Hands can be intimidating to draw. Learning how to draw a hand is an essential skill if you want to draw people. There are a lot of ways to draw hands, but we’ll break down how to draw a hand with an easy guideline tutorial from Mastering Manga 2 by Mark Crilley.
How to Draw a Hand
For the vast majority of us, drawing the hand is a huge challenge. The complexity of its structure results in an infinite variety of possible poses and configurations. It is worth drawing your own hand, palm facing forward, to help you memorize the length of each finger in comparison with the thumb and the rest of the hand. For this step-by-step lesson on how to draw a hand, I have chosen one of the most common poses—that of the hand at rest when the arm is relaxed.
Step 1: Build Your Frame
Draw two square boxes, one on top the other. Make the squares at least two inches on each side to allow for details later on.
Step 2: Rough In the Palm
Draw the rough shape of the palm. It is an unusual shape, so take your time and use the grid structure to help you see where the lines go. The curved line at the bottom will be where you add the fingers later on.
Step 3: Sketch the Wrist and Thumb
Add lines for the wrist and for the thumb. If you have made the palm shape accurately, the wrist line on the left will be near the middle of the top square, but slightly closer to the left edge. The thumb is divided into two subsections—an indication of the palm at the top, and the thumb itself below. Take care to observe both the length and width of the thumb. It is about one-quarter as wide as the squares in step 1.
Step 4: Draw the First Two Fingers
Add the first two fingers. The second one touches the bottom line of the grid. The first one (the index finger) is slightly shorter.
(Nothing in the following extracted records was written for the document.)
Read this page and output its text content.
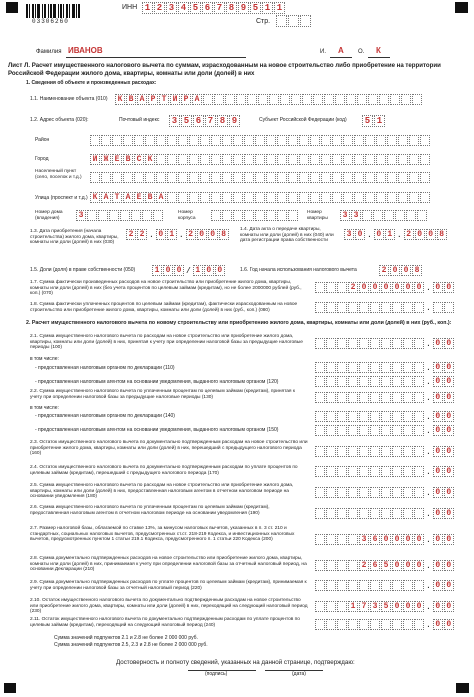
03306260
ИНН 1 2 3 4 5 6 7 8 9 5 1 1
Стр.
Фамилия ИВАНОВ	И. А О. К
Лист Л. Расчет имущественного налогового вычета по суммам, израсходованным на новое строительство либо приобретение на территории Российской Федерации жилого дома, квартиры, комнаты или доли (долей) в них
1. Сведения об объекте и произведенных расходах:
1.1. Наименование объекта (010)	К В А Р Т И Р А
1.2. Адрес объекта (020):	Почтовый индекс	3 5 6 7 8 9	Субъект Российской Федерации (код)	5 1
Район
Город	И Ж Е В С К
Населенный пункт (село, поселок и т.д.)
Улица (проспект и т.д.) К А Т А Е В А
Номер дома (владения)	3	Номер корпуса
Номер квартиры	3 3
1.3. Дата приобретения (начала строительства) жилого дома, квартиры, комнаты или доли (долей) в них (030)
2 2 . 0 1 . 2 0 0 8
1.4. Дата акта о передаче квартиры, комнаты или доли (долей) в них (040) или дата регистрации права собственности
3 0 . 0 1 . 2 0 0 8
1.5. Доли (доля) в праве собственности (050)	1 0 0 / 1 0 0	1.6. Год начала использования налогового вычета	2 0 0 8
1.7. Сумма фактически произведенных расходов на новое строительство или приобретение жилого дома, квартиры, комнаты или доли (долей) в них (без учета процентов по целевым займам (кредитам), но не более 2000000 рублей (руб., коп.) (070)
2 0 0 0 0 0 0 . 0 0
1.8. Сумма фактически уплаченных процентов по целевым займам (кредитам), фактически израсходованным на новое строительство или приобретение жилого дома, квартиры, комнаты или доли (долей) в них (руб., коп.) (080)	.
2. Расчет имущественного налогового вычета по новому строительству или приобретению жилого дома, квартиры, комнаты или доли (долей) в них (руб., коп.):
2.1. Сумма имущественного налогового вычета по расходам на новое строительство или приобретение жилого дома, квартиры, комнаты или доли (долей) в них, принятая к учету при определении налоговой базы за предыдущие налоговые периоды (100)	. 0 0
в том числе:
- предоставленная налоговым органом по декларации (110)	. 0 0
- предоставленная налоговым агентом на основании уведомления, выданного налоговым органом (120)	. 0 0
2.2. Сумма имущественного налогового вычета по уплаченным процентам по целевым займам (кредитам), принятая к учету при определении налоговой базы за предыдущие налоговые периоды (130)	. 0 0
в том числе:
- предоставленная налоговым органом по декларации (140)	. 0 0
- предоставленная налоговым агентом на основании уведомления, выданного налоговым органом (150)	. 0 0
2.3. Остаток имущественного налогового вычета по документально подтвержденным расходам на новое строительство или приобретение жилого дома, квартиры, комнаты или доли (долей) в них, перешедший с предыдущего налогового периода (160)	. 0 0
2.4. Остаток имущественного налогового вычета по документально подтвержденным расходам по уплате процентов по целевым займам (кредитам), перешедший с предыдущего налогового периода (170)	. 0 0
2.5. Сумма имущественного налогового вычета по расходам на новое строительство или приобретение жилого дома, квартиры, комнаты или доли (долей) в них, предоставленная налоговым агентом в отчетном налоговом периоде на основании уведомления (180)	. 0 0
2.6. Сумма имущественного налогового вычета по уплаченным процентам по целевым займам (кредитам), предоставленная налоговым агентом в отчетном налоговом периоде на основании уведомления (190)	. 0 0
2.7. Размер налоговой базы, облагаемой по ставке 13%, за минусом налоговых вычетов, указанных в п. 3 ст. 210 и стандартных, социальных налоговых вычетов, предусмотренных ст.ст. 218-219 Кодекса, и инвестиционных налоговых вычетов, предусмотренных пунктом 1 статьи 219.1 Кодекса, предусмотренного п. 1 статьи 220 Кодекса (200)	3 6 0 0 0 0 . 0 0
2.8. Сумма документально подтвержденных расходов на новое строительство или приобретение жилого дома, квартиры, комнаты или доли (долей) в них, принимаемая к учету при определении налоговой базы за отчетный налоговый период, на основании Декларации (210)	2 6 5 0 0 0 . 0 0
2.9. Сумма документально подтвержденных расходов по уплате процентов по целевым займам (кредитам), принимаемая к учету при определении налоговой базы за отчетный налоговый период (220)	. 0 0
2.10. Остаток имущественного налогового вычета по документально подтвержденным расходам на новое строительство или приобретение жилого дома, квартиры, комнаты или доли (долей) в них, переходящий на следующий налоговый период (230)
1 7 3 5 0 0 0 . 0 0
2.11. Остаток имущественного налогового вычета по документально подтвержденным расходам по уплате процентов по целевым займам (кредитам), переходящий на следующий налоговый период (240)	. 0 0
Сумма значений подпунктов 2.1 и 2.8 не более 2 000 000 руб.
Сумма значений подпунктов 2.5, 2.3 и 2.8 не более 2 000 000 руб.
Достоверность и полноту сведений, указанных на данной странице, подтверждаю:
(подпись)	(дата)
Look at your own hand as reference for their difference in length. Each finger has joints that divide it into three subsections of roughly equal length.
Step 5: Add the Other Fingers
Draw the other two fingers. The one on the left is about the same length as the index finger. The pinkie is noticeably shorter. Again, examining your own hand will allow you to study and eventually memorize the lengths of the various fingers.
Step 6: Add Details
Add wrinkles to the wrist, the palm and the joint of the thumb. You can add a few wrinkles at the thumb knuckle if you like. The thumbnail is plainly visible from this point of view. A simple line at the joints of each finger completes the drawing.
Step 7: Finish It
Ink the drawing, taking care not to ink any of the early guidelines you needed only for line placement. Let the ink dry, then erase the pencil lines.
Add color and you’re done! You’ve learned how to draw a hand. Now you can take this drawing technique and apply it to other poses, ages or genders. Find reference photos and practice how to break down the shapes using the same guideline system.
A Variety of Hands
A baby’s hands are small and more rounded than a grown-up’s hands. The fingers are a bit stubby, and the fingernails are quite tiny.
In addition to the obvious hairiness, the hand of this hardened tough guy has very pronounced knuckles and indications of musculature.
An older character’s hands reveal their age by way of wrinkles and bone structure. The knuckles can become very wrinkly, and veins may crisscross the back of the hand.